Starting with season 9 (2015), she worked with Darrell Ward in a self-owned trucking company for 2 years (seasons 9-10) before his death in 2016. Kelly ran the company on her own during early 2017 (season 11) before the arrival of Darrel's younger son, Reno Ward, with whom she ran the company until the end of the season.

She also took part in the History Channel's Ice Road Truckers: Deadliest Roads in later 2010, along with Rick Yemm, Dave Redmon and Alex Debogorski, trucking in the Himalayas in India during the first season, being the only one to conquer the journey through the Himalaya's mountain range. In a later season (late 2011), she drove on the Andes' Death Road (Yungas Road) in Bolivia and southern Peru roads, along with part of the first season cast (Rick and Dave) and newcomers Hugh Rowland, G.W. Boles, Augustin "Tino" Rodriguez and Timothy "Tim" R. Zickuhr.

In 2023, Kelly also provided the intro voiceover for Alaskan Road Truckers, a PC game on Steam.

She has a YouTube channel under her name.
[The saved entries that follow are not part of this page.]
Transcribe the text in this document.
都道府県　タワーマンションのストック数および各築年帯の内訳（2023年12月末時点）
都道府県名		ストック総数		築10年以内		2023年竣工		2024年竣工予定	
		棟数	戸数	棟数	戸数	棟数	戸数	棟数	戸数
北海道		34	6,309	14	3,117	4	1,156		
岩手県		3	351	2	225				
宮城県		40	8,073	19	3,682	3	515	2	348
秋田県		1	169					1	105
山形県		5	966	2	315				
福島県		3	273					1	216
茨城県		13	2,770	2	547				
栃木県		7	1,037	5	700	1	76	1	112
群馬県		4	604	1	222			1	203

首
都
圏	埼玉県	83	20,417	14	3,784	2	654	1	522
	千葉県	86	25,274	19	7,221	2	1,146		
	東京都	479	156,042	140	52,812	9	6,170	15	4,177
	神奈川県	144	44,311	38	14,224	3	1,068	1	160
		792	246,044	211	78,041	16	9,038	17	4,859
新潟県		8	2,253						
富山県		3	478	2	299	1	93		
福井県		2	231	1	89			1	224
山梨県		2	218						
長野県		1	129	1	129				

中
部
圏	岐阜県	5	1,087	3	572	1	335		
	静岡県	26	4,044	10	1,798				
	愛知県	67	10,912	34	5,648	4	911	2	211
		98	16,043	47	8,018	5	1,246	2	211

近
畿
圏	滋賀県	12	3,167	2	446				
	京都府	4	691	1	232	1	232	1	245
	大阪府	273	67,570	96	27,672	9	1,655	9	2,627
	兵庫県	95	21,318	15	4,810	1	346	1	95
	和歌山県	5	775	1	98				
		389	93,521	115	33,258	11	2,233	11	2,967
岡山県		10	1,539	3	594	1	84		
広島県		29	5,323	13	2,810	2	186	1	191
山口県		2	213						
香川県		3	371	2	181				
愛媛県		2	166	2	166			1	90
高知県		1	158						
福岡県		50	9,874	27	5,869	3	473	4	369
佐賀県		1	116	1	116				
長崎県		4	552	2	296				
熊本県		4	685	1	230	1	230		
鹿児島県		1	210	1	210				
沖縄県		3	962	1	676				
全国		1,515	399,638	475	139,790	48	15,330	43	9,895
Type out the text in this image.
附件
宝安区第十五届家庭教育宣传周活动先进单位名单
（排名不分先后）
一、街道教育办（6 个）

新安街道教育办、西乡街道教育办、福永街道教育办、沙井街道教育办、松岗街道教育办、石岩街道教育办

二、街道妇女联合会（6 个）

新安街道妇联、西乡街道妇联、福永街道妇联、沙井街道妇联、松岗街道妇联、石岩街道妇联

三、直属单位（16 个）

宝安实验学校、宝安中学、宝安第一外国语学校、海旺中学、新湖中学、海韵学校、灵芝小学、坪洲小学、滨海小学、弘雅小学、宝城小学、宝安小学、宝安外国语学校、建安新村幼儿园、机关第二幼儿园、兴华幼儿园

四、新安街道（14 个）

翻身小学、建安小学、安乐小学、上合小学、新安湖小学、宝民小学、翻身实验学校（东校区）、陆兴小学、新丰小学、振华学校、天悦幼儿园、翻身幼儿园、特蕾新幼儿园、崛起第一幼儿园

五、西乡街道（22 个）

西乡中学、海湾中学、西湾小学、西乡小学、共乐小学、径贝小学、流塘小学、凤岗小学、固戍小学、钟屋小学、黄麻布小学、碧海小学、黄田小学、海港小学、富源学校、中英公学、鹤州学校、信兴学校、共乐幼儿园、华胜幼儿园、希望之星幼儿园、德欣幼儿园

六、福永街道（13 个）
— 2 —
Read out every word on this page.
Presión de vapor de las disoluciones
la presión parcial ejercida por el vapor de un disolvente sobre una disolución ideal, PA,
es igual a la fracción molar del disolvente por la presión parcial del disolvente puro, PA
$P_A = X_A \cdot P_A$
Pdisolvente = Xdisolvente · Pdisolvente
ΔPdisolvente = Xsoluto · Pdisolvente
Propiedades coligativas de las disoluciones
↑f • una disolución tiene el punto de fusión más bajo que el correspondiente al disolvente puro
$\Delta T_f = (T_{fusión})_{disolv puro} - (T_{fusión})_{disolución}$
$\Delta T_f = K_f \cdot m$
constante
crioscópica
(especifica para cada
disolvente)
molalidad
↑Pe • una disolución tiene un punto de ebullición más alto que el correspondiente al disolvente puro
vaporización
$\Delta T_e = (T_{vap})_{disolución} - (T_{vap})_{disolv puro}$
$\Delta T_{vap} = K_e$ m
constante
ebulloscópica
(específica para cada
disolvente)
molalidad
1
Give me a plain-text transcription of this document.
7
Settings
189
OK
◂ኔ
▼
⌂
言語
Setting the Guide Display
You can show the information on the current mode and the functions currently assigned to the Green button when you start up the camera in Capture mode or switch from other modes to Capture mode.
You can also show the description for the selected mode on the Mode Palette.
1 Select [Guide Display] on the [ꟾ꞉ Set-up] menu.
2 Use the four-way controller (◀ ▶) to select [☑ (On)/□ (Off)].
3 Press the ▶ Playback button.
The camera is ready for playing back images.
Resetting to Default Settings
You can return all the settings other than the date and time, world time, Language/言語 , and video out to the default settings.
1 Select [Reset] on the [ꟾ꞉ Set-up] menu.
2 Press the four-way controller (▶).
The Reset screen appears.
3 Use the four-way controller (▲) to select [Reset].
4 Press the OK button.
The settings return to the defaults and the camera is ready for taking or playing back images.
In 2025 Kellly's returning for the Ice Road Truckers rerun in season 12 along the veteran Todd Dewey and newcomers Bill Danh, Scott Yuil, Shaun Harris, Zach Harris, Riley Harris and Todd Friesen .

== Personal life ==
In 2008, Lisa married Traves Kelly, after dating him for four years. He is full Aleut Native Alaskan and an avid dirtbiker. Her hobbies include motocross, horse riding, skydiving, hang gliding, and snowboarding. She owns a miniature horse named Rocky and a cat named Tanzi.